Bangkok (VNA) – Thailand’s Ministry of Tourism and Sports on April 22 lowered its 2025 tourism revenue forecast to 3 trillion THB (90.3 billion USD), down from the previous target of 3.5 trillion THB, citing both domestic and international factors that could affect the country's vital tourism industry.
The updated forecast reflects a return to pre-COVID-19 levels, comprising 2 trillion THB from international tourists and 1 trillion THB from domestic travellers. However, the new projection is lower than the ministry's target, the ministry’s permanent secretary Nattareeya Thaweewong said.
Nattareeya noted the ministry has instructed the Tourism Authority of Thailand (TAT) to revise its marketing plan for the second half of 2025 due to a number of factors, including concerns over tourism safety and earthquakes, as well as external influences such as US President Donald Trump’s reciprocal tariffs.

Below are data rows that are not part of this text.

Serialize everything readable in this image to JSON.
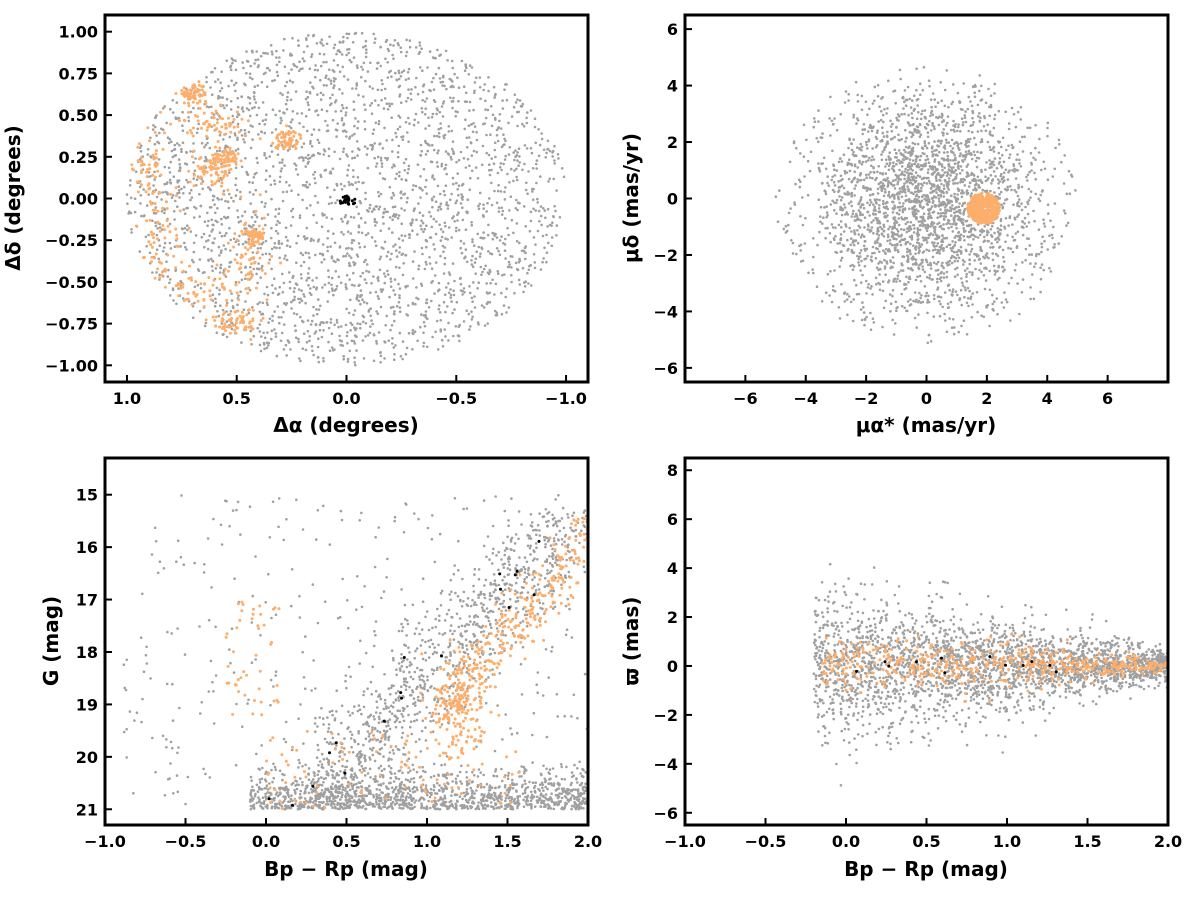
{
  "colors": {
    "field": "#a0a0a0",
    "members": "#fdae6b",
    "core": "#000000",
    "frame": "#000000"
  },
  "chart_data": [
    {
      "id": "sky",
      "type": "scatter",
      "xlabel": "Δα (degrees)",
      "ylabel": "Δδ (degrees)",
      "xlim": [
        1.1,
        -1.1
      ],
      "ylim": [
        -1.1,
        1.1
      ],
      "xticks": [
        1.0,
        0.5,
        0.0,
        -0.5,
        -1.0
      ],
      "xtick_labels": [
        "1.0",
        "0.5",
        "0.0",
        "−0.5",
        "−1.0"
      ],
      "yticks": [
        1.0,
        0.75,
        0.5,
        0.25,
        0.0,
        -0.25,
        -0.5,
        -0.75,
        -1.0
      ],
      "ytick_labels": [
        "1.00",
        "0.75",
        "0.50",
        "0.25",
        "0.00",
        "−0.25",
        "−0.50",
        "−0.75",
        "−1.00"
      ],
      "series": [
        {
          "color_key": "field",
          "distribution": {
            "shape": "ellipse",
            "center": [
              0.0,
              0.0
            ],
            "radius": [
              1.0,
              1.0
            ],
            "n": 2600
          }
        },
        {
          "color_key": "members",
          "distribution": {
            "shape": "clumps",
            "n": 700,
            "clumps": [
              [
                0.9,
                0.2,
                0.05,
                0.15
              ],
              [
                0.85,
                -0.3,
                0.06,
                0.2
              ],
              [
                0.7,
                -0.55,
                0.1,
                0.1
              ],
              [
                0.6,
                0.45,
                0.07,
                0.05
              ],
              [
                0.62,
                0.16,
                0.05,
                0.05
              ],
              [
                0.7,
                0.63,
                0.03,
                0.03
              ],
              [
                0.45,
                -0.35,
                0.05,
                0.15
              ],
              [
                0.27,
                0.35,
                0.03,
                0.03
              ],
              [
                0.5,
                -0.75,
                0.06,
                0.05
              ],
              [
                0.42,
                -0.22,
                0.02,
                0.02
              ],
              [
                0.55,
                0.25,
                0.03,
                0.03
              ]
            ]
          }
        },
        {
          "color_key": "core",
          "distribution": {
            "shape": "gaussian",
            "center": [
              0.0,
              -0.01
            ],
            "sigma": [
              0.02,
              0.015
            ],
            "n": 25
          }
        }
      ]
    },
    {
      "id": "pm",
      "type": "scatter",
      "xlabel": "μα* (mas/yr)",
      "ylabel": "μδ (mas/yr)",
      "xlim": [
        -8,
        8
      ],
      "ylim": [
        -6.5,
        6.5
      ],
      "xticks": [
        -6,
        -4,
        -2,
        0,
        2,
        4,
        6
      ],
      "xtick_labels": [
        "−6",
        "−4",
        "−2",
        "0",
        "2",
        "4",
        "6"
      ],
      "yticks": [
        6,
        4,
        2,
        0,
        -2,
        -4,
        -6
      ],
      "ytick_labels": [
        "6",
        "4",
        "2",
        "0",
        "−2",
        "−4",
        "−6"
      ],
      "series": [
        {
          "color_key": "field",
          "distribution": {
            "shape": "disk_gaussian",
            "center": [
              0.0,
              -0.2
            ],
            "sigma": [
              2.0,
              2.0
            ],
            "radius": 5.0,
            "n": 2600
          }
        },
        {
          "color_key": "members",
          "distribution": {
            "shape": "disk",
            "center": [
              1.9,
              -0.35
            ],
            "radius": 0.55,
            "n": 400
          }
        }
      ]
    },
    {
      "id": "cmd",
      "type": "scatter",
      "xlabel": "Bp − Rp (mag)",
      "ylabel": "G (mag)",
      "xlim": [
        -1.0,
        2.0
      ],
      "ylim": [
        21.3,
        14.3
      ],
      "xticks": [
        -1.0,
        -0.5,
        0.0,
        0.5,
        1.0,
        1.5,
        2.0
      ],
      "xtick_labels": [
        "−1.0",
        "−0.5",
        "0.0",
        "0.5",
        "1.0",
        "1.5",
        "2.0"
      ],
      "yticks": [
        21,
        20,
        19,
        18,
        17,
        16,
        15
      ],
      "ytick_labels": [
        "21",
        "20",
        "19",
        "18",
        "17",
        "16",
        "15"
      ],
      "series": [
        {
          "color_key": "field",
          "distribution": {
            "shape": "cmd_field",
            "n": 2600
          }
        },
        {
          "color_key": "members",
          "distribution": {
            "shape": "cmd_members",
            "n": 600
          }
        },
        {
          "color_key": "core",
          "distribution": {
            "shape": "cmd_core",
            "n": 18
          }
        }
      ]
    },
    {
      "id": "parallax",
      "type": "scatter",
      "xlabel": "Bp − Rp (mag)",
      "ylabel": "ϖ (mas)",
      "xlim": [
        -1.0,
        2.0
      ],
      "ylim": [
        -6.5,
        8.5
      ],
      "xticks": [
        -1.0,
        -0.5,
        0.0,
        0.5,
        1.0,
        1.5,
        2.0
      ],
      "xtick_labels": [
        "−1.0",
        "−0.5",
        "0.0",
        "0.5",
        "1.0",
        "1.5",
        "2.0"
      ],
      "yticks": [
        8,
        6,
        4,
        2,
        0,
        -2,
        -4,
        -6
      ],
      "ytick_labels": [
        "8",
        "6",
        "4",
        "2",
        "0",
        "−2",
        "−4",
        "−6"
      ],
      "series": [
        {
          "color_key": "field",
          "distribution": {
            "shape": "plx_field",
            "n": 2600
          }
        },
        {
          "color_key": "members",
          "distribution": {
            "shape": "plx_members",
            "n": 500
          }
        },
        {
          "color_key": "core",
          "distribution": {
            "shape": "plx_core",
            "n": 12
          }
        }
      ]
    }
  ]
}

She went on to say that the ministry and the TAT will finalise the revised marketing plan by May. This direct approach is expected to be more efficient than holding a workshop, which requires gathering all relevant stakeholders at once. The TAT’s key performance indicators (KPIs) will also be adjusted to focus more specifically on the number of tourist arrivals and tourism-generated income.
The TAT must reorient its objectives to place greater emphasis on attracting high-spending tourists, particularly those from the Middle East, who often travel as families for medical tourism in Thailand, she said.
Target markets like Saudi Arabia, Kuwait, and several European countries that currently do not travel to the US should be actively encouraged to visit Thailand instead—particularly Spain, Germany, Sweden, the UK, as well as Canada, Australia, and New Zealand.
Nattareeya added that the TAT will reduce expenditure on events in underperforming markets to ensure a more efficient allocation of resources./.